Seoraksan National Park is the kind of place that makes you pull over just to stare. Sheer granite peaks rise above dense forests, waterfalls cut through gorges, and temple bells echo off the cliffs. It's Korea's most visited national park — and renting a car is by far the best way to experience it.
A bus will get you to the main gate, but it won't take you up the mountain pass, into the hidden inner valleys, or along the coastal approach road at sunrise. With a car, you control the pace — and Seoraksan rewards slow, exploratory driving.
From Seoul, take the Seoul-Yangyang Expressway (Route 65) east — it cuts straight through the mountains and comes out on the coast near Yangyang, then north to Sokcho. The total distance is about 200km, and you'll be at the park entrance in roughly 2.5 to 3 hours depending on traffic.

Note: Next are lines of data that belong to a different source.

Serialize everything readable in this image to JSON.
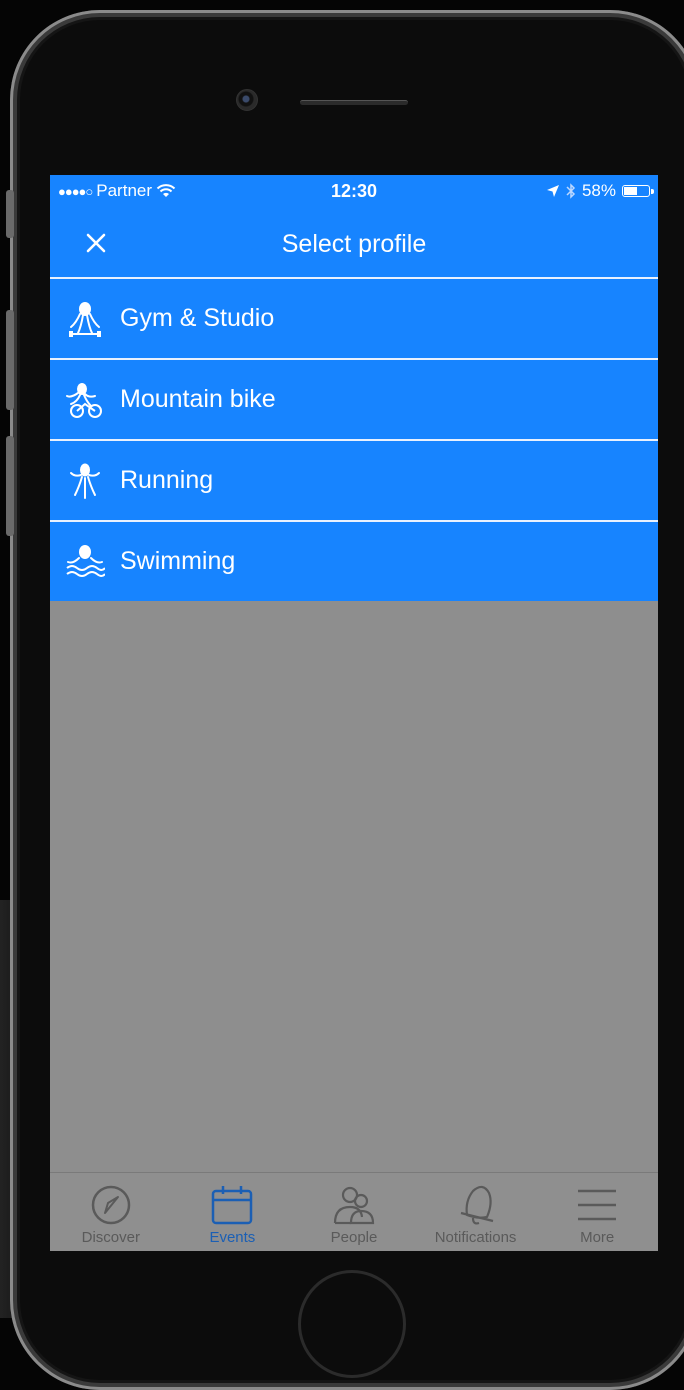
{
  "status_bar": {
    "carrier": "Partner",
    "time": "12:30",
    "battery": "58%",
    "battery_level": 0.58
  },
  "nav": {
    "title": "Select profile",
    "close_icon": "close-icon"
  },
  "profiles": [
    {
      "label": "Gym & Studio",
      "icon": "octopus-gym-icon"
    },
    {
      "label": "Mountain bike",
      "icon": "octopus-bike-icon"
    },
    {
      "label": "Running",
      "icon": "octopus-running-icon"
    },
    {
      "label": "Swimming",
      "icon": "octopus-swimming-icon"
    }
  ],
  "tabs": [
    {
      "label": "Discover",
      "icon": "compass-icon",
      "active": false
    },
    {
      "label": "Events",
      "icon": "calendar-icon",
      "active": true
    },
    {
      "label": "People",
      "icon": "people-icon",
      "active": false
    },
    {
      "label": "Notifications",
      "icon": "bell-icon",
      "active": false
    },
    {
      "label": "More",
      "icon": "menu-icon",
      "active": false
    }
  ],
  "colors": {
    "primary": "#1784ff",
    "overlay": "#8e8e8e",
    "tab_active": "#1b5fb4",
    "tab_inactive": "#5a5a5a"
  }
}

Leave before 7am on summer weekends — the expressway backs up badly by mid-morning.

If you're coming from Busan or the south, drive up the East Sea coastal highway (Route 7) — it hugs the shoreline past Pohang, Samcheok, and Gangneung before hitting Sokcho. It adds an hour but the scenery is worth it for a multi-day trip.
The main entrance is Sogongwon (소공원), the outer Seorak visitor center in Sokcho. Park here and you're within walking distance of Sinheungsa Temple (신흥사) — a working Buddhist monastery backed directly by the granite cliffs. The temple dates to 652 CE and the approach road through pine forest is one of the most atmospheric walks in Korea. Free to enter.

From Sogongwon, the Seorak Cable Car (설악케이블카) carries you up to Gwongeumseong Fortress — a 5-minute ride to 900m altitude with views of the entire park and the East Sea beyond. The fortress walls are 1,300-year-old Silla-era ruins. It's genuinely stunning. On a clear day you can see all the way to the coast.
Inner Seorak (내설악) is the remote side of the park — deeper, wilder, and far fewer tourists. You approach from the west, through Inje County, via Route 44 (Hangyeryeong Highway). Drive to the Yongdae parking lot (용대주차장) and board the shuttle bus that runs into the valley — private vehicles cannot proceed past this point to protect the ecosystem.

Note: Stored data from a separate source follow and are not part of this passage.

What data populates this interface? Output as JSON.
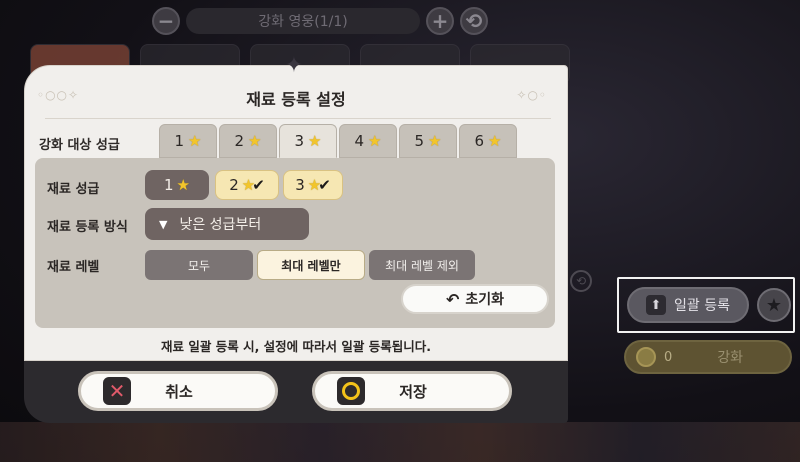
{
  "top_bar": {
    "minus": "−",
    "title": "강화 영웅(1/1)",
    "plus": "+",
    "refresh": "⟲"
  },
  "modal": {
    "title": "재료 등록 설정",
    "ornament_left": "◦○○✧",
    "ornament_right": "✧○◦",
    "target_grade_label": "강화 대상 성급",
    "target_grades": [
      "1",
      "2",
      "3",
      "4",
      "5",
      "6"
    ],
    "target_grade_selected": "3",
    "material_grade_label": "재료 성급",
    "material_grades": [
      {
        "value": "1",
        "selected": false
      },
      {
        "value": "2",
        "selected": true
      },
      {
        "value": "3",
        "selected": true
      }
    ],
    "method_label": "재료 등록 방식",
    "method_value": "낮은 성급부터",
    "level_label": "재료 레벨",
    "level_options": [
      "모두",
      "최대 레벨만",
      "최대 레벨 제외"
    ],
    "level_selected": "최대 레벨만",
    "reset_label": "초기화",
    "notice": "재료 일괄 등록 시, 설정에 따라서 일괄 등록됩니다.",
    "cancel_label": "취소",
    "save_label": "저장"
  },
  "side": {
    "bulk_register_label": "일괄 등록",
    "enhance_cost": "0",
    "enhance_label": "강화"
  },
  "colors": {
    "accent_gold": "#f2c52c",
    "selected_chip": "#f6e7b3",
    "modal_bg": "#f1efec",
    "cancel_icon": "#e05a6a",
    "save_icon": "#f3c21a"
  }
}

The shuttle drops you near Baekdamsa Temple (백담사) — a serene mountain monastery famous for being where poet Han Yong-un and former president Chun Doo-hwan were exiled. From the temple, trails continue deeper into the valley to waterfalls and high ridges. The shuttle runs May through November.
Hangyeryeong Pass (한계령, Route 44) is the scenic road connecting the west side of Seoraksan to the east coast. At 920m elevation, it snakes through switchbacks above the treeline before descending toward Yangyang and the sea. It's one of the most beautiful mountain drives in Korea — narrow in places, but fully paved and well-maintained.

Stop at the Hangyeryeong Rest Area (한계령휴게소) near the summit — a small shelter with outdoor seating and instant noodles, set right against the cliffs. In October, the entire ridge turns orange and red. It's worth timing your drive for mid-month to catch the foliage at peak. From the summit, drive 30 minutes down to Osaek Village (오색) for a soak in the famous mineral springs.
Autumn (late September to late October) is peak season — the maple and birch forests ignite in red, orange, and gold. The foliage at Seoraksan typically peaks around October 15–25, a week or two earlier than Seoul. Expect crowds, but the scenery is genuinely spectacular. Book accommodations in Sokcho at least 2 months in advance for mid-October dates.

Summer (June–August) is great for hiking — the forests are lush, waterfalls are full, and the East Sea coast is right next to the park for beach days. Winter brings snow to the granite peaks, making for dramatic photography, but the Hangyeryeong Pass may close and inner Seorak trails get icy. Spring (April–May) brings cherry blossoms near the coast and azaleas in the valleys — excellent and less crowded.
Seoraksan rewards the drivers who explore beyond the main gate. Take the mountain pass, park at the inner valley shuttle terminal, and let the afternoon fog roll through the peaks — this is Korea's mountain country at its finest. Rent a car and give yourself at least two days.